Saint Therese of Lisieux has many names such as the little flower, the saint of the little way, and the greatest saint of modern times.  Her message of simplicity and childlike trust in God, our merciful father is timeless and lives on in many hearts as a spirit of courage and hope.  In 1927, Pope Pius XI declared her the universal co-patron of the missions with St. Francis Xavier.  Her love for the missions and her power of intercession were so strong that she was a missionary in spirit even though she never physically left the monastery in Lisieux.  In 1994, Pope St. John Paul II named her co-patroness of France with St. Joan of Arc.

 Saint Therese is also the patroness of florists.  She loved flowers and mentioned them often.  “When I die, I will send forth a shower of roses from the heavens.”  Throughout the years, she has proven faithful to her promise of intercession and will never forget those she loves.

“I will spend my heaven doing good upon earth.”

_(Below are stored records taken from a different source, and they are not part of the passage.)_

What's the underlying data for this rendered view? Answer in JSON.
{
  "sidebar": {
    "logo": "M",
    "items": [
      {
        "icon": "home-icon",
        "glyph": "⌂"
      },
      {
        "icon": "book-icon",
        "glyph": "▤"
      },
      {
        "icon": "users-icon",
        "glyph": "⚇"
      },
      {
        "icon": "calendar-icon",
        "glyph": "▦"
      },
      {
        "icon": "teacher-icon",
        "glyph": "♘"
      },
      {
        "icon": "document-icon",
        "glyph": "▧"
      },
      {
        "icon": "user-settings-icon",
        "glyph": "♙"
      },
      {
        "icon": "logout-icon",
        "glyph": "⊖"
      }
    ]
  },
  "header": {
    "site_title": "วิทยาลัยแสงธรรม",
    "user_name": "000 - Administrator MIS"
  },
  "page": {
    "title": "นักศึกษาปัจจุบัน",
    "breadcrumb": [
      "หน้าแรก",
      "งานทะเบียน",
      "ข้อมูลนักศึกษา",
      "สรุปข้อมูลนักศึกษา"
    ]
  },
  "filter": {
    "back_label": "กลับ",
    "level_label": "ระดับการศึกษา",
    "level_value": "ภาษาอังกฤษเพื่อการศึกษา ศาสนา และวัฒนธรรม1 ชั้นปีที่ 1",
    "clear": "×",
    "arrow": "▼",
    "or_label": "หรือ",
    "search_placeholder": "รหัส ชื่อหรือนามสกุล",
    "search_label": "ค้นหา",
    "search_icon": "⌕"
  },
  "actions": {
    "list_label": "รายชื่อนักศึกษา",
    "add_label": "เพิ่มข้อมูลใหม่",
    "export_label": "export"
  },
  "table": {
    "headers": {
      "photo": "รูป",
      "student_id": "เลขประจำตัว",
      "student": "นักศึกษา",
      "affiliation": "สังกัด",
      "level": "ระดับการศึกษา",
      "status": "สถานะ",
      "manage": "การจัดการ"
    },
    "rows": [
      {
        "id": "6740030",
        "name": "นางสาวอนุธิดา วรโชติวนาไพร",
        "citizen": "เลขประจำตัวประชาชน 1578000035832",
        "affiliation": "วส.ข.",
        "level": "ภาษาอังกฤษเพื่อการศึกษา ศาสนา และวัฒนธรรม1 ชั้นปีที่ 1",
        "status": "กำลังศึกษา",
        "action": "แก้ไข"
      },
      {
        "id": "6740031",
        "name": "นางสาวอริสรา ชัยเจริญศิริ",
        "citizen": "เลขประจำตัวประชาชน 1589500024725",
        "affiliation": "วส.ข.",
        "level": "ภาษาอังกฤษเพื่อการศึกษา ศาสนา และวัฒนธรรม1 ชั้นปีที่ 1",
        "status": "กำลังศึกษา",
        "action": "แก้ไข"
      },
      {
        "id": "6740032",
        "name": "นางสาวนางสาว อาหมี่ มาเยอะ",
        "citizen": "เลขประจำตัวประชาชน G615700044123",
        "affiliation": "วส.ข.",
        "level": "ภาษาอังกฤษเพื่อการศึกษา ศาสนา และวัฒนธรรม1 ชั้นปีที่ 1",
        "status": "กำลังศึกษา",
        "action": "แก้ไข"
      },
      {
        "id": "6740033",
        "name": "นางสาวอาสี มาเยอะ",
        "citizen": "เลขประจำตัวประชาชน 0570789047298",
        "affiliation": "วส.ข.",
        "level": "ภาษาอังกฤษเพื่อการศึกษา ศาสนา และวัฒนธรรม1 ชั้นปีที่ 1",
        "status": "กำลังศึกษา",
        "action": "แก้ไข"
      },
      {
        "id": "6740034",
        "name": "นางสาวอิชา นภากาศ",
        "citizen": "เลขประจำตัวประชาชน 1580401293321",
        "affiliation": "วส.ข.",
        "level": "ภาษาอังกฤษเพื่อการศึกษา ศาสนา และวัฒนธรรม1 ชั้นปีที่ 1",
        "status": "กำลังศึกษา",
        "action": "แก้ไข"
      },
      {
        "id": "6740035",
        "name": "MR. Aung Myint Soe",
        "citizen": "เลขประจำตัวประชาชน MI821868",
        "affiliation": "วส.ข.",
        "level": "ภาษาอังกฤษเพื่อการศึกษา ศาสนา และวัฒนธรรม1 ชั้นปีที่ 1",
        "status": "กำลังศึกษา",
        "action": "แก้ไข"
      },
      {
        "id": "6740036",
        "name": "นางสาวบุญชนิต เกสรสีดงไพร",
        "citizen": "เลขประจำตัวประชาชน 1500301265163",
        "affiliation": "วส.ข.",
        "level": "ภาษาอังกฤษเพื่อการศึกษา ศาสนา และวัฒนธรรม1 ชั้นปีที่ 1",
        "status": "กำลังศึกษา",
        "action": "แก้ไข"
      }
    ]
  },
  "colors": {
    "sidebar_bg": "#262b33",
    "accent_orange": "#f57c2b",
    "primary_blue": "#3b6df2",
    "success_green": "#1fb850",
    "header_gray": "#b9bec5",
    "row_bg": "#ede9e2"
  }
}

Saint Therese’s feast day is October 1, but her message reaches all people at all times.  God wants to meet us wherever we are and He is accessible to all who seek Him.  The little way is a way of forgiveness, confidence, trust, and love.  It is selfless and simple.  St. Therese of Lisieux is a great saint who arrived at holiness by a simple path we all can follow.  She is with us and will help us.

A simple prayer to Saint Therese of Lisieux is:

O Saint Therese the little flower please pick me a rose from the heavenly garden and send it to me as a message of love.  O Little Flower of Jesus, ask God to grant the favors I now place with confidence in your hands (Mention specific requests).  Saint Therese, help me to always believe as you did in God’s great love for me, so that I might imitate your “Little Way” each day.  Amen.

Saint Therese wants us to love God with the same simple trust with which she loved him.

St. Therese of Lisieux – Pray for us!